Bomb disposal experts were called out twice on Wednesday afternoon to Sackers site in Great Blakenham near Ipswich.
Originally police said they had reports that around 10 devices had been discovered. However, yesterday a spokesman for Army said two dozen were eventually discovered among a consignment of scrap metal.
At least 23 of the devices were inactive, but the bomb squad from Colchester was unsure of the status of the final one.
It was moved to Sackers site in Needham Market yesterday when a controlled explosion took place.
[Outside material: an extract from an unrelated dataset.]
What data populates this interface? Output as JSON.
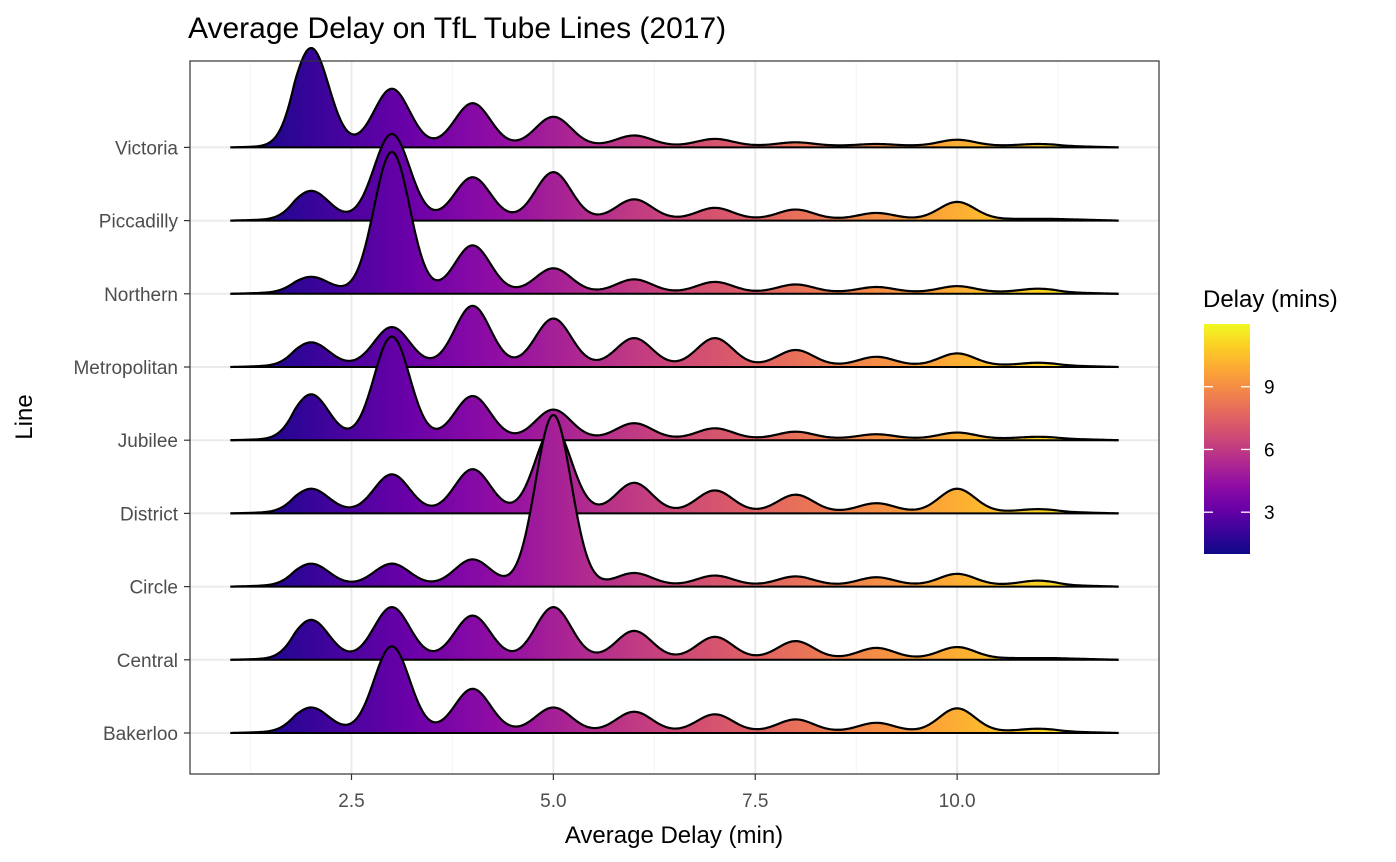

A spokeswoman for the Environment Agency, which investigates incidents at recycling centres, said it is now trying to trace the person or company which took the scrap metal to Great Blakenham.
The Army spokesman said: “A bomb disposal team from Colchester Troop, 621 Squadron, 11 EOD Regiment Royal Logistic Corps was called out to Sackers Recycling in Great Blakenham at 12.30pm on Wednesday 17 December.
“Staff had raised the alarm after finding three suspected bombs among a consignment of scrap metal.
“On inspection, they were found to be inert Second World War-vintage 25lb practice bombs and recovered for safe disposal.
“The team were called back to the same address at 3pm after the discovery of a further 21 similar items.
“Of these, 20 were identified as inert Second World War-vintage 25lb practice bombs and recovered for safe disposal.
“One was too corroded and covered in mud for it to be clearly identified to establish if it contained any explosives.
“It was kept at the site overnight, before being moved to fields near the company’s premises at Ipswich Road, Needham Market and destroyed in a controlled explosion at 10.30am on Thursday 19 December.”
“Old ammunition can be quite unstable. We would encourage people to call 999 if they do have concerns about any suspect item they find.
“It is better to be safe than sorry.”